The Paré Medal is presented annually to a faculty member who has exemplified outstanding teaching, research, scholarship, and/or creative activities, and who has an exemplary record of service.

“Dr. Black is an active and respected scholar who is consistently bringing new ideas and knowledge to her research and teaching. She demonstrates excellence in all of the areas the Paré Medal is designed to recognize,” says Dr. Jeff Ollerhead, Mount Allison University Provost and Vice-President, Academic and Research. “On behalf of the entire University community I would like to congratulate her on this latest, well-deserved honour.”

Black’s areas of research span a broad range, from biblical reception history, to Caribbean hermeneutics, and gender and sexuality in Western religious traditions. Well-known and well regarded, she is an active scholar who has become one of the formative voices in new scholarly currents within her discipline.

“I was thrilled to learn that I had been awarded the Paré Medal this year,” says Black. “It’s a great honour to have my work recognized in this way and to be included in the company of the previous winners, whose work I really admire and respect.”

Black is currently working on a number of different research projects, including examining the way religion intersects with the cultural history of mental illness; the history of the Song of Songs (the Bible’s love poetry) in Western art, music, and politics; the role of the Bible in the Bahamas’ history as a colony of Great Britain; and the role of the Bible in Indigenous residential school education.

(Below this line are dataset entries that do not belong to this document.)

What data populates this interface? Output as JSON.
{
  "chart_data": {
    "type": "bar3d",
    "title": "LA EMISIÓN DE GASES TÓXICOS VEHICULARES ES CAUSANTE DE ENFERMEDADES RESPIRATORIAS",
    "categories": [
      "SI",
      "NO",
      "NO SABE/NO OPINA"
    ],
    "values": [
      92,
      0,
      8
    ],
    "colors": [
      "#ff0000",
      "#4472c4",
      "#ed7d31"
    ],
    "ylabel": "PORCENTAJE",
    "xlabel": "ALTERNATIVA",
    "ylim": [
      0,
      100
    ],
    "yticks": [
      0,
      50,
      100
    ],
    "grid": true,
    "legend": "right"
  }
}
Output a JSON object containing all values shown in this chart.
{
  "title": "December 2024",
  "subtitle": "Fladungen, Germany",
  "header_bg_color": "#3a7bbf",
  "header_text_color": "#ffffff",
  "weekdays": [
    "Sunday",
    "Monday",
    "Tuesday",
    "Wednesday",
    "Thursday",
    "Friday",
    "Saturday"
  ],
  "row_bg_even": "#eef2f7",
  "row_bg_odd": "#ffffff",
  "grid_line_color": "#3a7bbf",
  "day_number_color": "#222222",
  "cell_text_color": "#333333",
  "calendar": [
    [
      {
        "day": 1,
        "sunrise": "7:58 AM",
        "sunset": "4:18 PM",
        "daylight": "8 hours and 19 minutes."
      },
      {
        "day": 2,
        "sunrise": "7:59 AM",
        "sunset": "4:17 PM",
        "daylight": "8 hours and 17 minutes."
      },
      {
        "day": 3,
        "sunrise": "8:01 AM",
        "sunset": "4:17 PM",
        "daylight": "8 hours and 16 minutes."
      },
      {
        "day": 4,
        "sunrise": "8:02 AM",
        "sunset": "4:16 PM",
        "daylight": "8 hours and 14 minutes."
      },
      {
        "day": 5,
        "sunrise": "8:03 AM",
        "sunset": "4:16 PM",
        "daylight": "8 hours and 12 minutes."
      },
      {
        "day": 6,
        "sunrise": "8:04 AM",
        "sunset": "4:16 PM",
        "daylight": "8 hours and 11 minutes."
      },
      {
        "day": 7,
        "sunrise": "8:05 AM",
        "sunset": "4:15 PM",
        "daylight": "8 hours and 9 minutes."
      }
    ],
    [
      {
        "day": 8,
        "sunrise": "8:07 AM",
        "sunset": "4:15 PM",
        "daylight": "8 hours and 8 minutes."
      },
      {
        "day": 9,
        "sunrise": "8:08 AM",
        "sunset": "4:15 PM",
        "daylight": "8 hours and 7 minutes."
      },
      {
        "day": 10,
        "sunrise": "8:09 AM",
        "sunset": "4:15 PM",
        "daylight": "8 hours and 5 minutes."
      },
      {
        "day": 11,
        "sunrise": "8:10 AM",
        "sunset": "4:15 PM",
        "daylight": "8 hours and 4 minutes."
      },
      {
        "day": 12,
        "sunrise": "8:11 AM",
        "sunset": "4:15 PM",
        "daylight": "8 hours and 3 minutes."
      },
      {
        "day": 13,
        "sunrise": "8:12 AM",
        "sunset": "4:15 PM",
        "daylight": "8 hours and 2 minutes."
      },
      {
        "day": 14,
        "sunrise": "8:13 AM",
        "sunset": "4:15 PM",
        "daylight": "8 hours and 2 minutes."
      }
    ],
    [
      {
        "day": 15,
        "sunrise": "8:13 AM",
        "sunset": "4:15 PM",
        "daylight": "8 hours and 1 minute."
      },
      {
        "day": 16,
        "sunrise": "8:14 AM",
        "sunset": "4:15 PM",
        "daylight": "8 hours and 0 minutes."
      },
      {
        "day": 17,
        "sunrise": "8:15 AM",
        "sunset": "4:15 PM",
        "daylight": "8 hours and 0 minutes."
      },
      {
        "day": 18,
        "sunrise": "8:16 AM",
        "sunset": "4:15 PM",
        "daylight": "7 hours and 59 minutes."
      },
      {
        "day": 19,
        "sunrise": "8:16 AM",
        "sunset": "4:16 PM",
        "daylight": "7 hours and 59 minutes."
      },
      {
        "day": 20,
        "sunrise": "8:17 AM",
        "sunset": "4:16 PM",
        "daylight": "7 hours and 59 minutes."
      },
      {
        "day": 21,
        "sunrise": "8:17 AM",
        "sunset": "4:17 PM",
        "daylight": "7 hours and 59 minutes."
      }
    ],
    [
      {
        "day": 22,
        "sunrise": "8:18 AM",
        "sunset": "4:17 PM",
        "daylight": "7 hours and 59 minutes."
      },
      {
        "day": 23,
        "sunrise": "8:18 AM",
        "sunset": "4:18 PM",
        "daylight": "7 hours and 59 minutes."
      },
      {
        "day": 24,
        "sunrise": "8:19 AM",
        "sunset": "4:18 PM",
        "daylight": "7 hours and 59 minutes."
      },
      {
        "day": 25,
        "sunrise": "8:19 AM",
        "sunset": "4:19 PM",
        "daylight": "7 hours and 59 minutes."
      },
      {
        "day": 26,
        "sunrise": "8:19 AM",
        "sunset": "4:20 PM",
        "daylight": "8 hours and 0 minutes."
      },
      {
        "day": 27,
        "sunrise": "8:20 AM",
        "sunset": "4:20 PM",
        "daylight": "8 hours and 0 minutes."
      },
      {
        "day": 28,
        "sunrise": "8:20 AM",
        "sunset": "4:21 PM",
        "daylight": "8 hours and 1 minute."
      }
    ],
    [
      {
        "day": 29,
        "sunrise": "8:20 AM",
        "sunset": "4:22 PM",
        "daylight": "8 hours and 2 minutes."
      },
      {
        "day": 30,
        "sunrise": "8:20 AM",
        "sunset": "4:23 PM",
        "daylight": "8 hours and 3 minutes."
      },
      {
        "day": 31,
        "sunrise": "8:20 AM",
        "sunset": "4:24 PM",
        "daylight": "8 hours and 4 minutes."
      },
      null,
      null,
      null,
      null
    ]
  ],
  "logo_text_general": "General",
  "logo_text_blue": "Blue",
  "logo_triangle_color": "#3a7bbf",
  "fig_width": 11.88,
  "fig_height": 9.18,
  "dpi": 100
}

In the classroom, Black works to create hands-on, interdisciplinary learning experiences not only for students but also for faculty members. She was awarded Mount Allison’s Hebert and Leota Tucker Teaching Award in 2013, the University’s top teaching honour and is a founding member of Research Partnerships for Education and Community Engagement Centre (R-PEACE) — a centre for engaged learning on campus established in 2018.

Along with an active research program and teaching duties, Black has served as department head of religious studies for nine consecutive years, 11 years on the University Senate, and is has been a member of the University Planning, Research and Creative Activities, and Tenure and Promotion Committees, among others.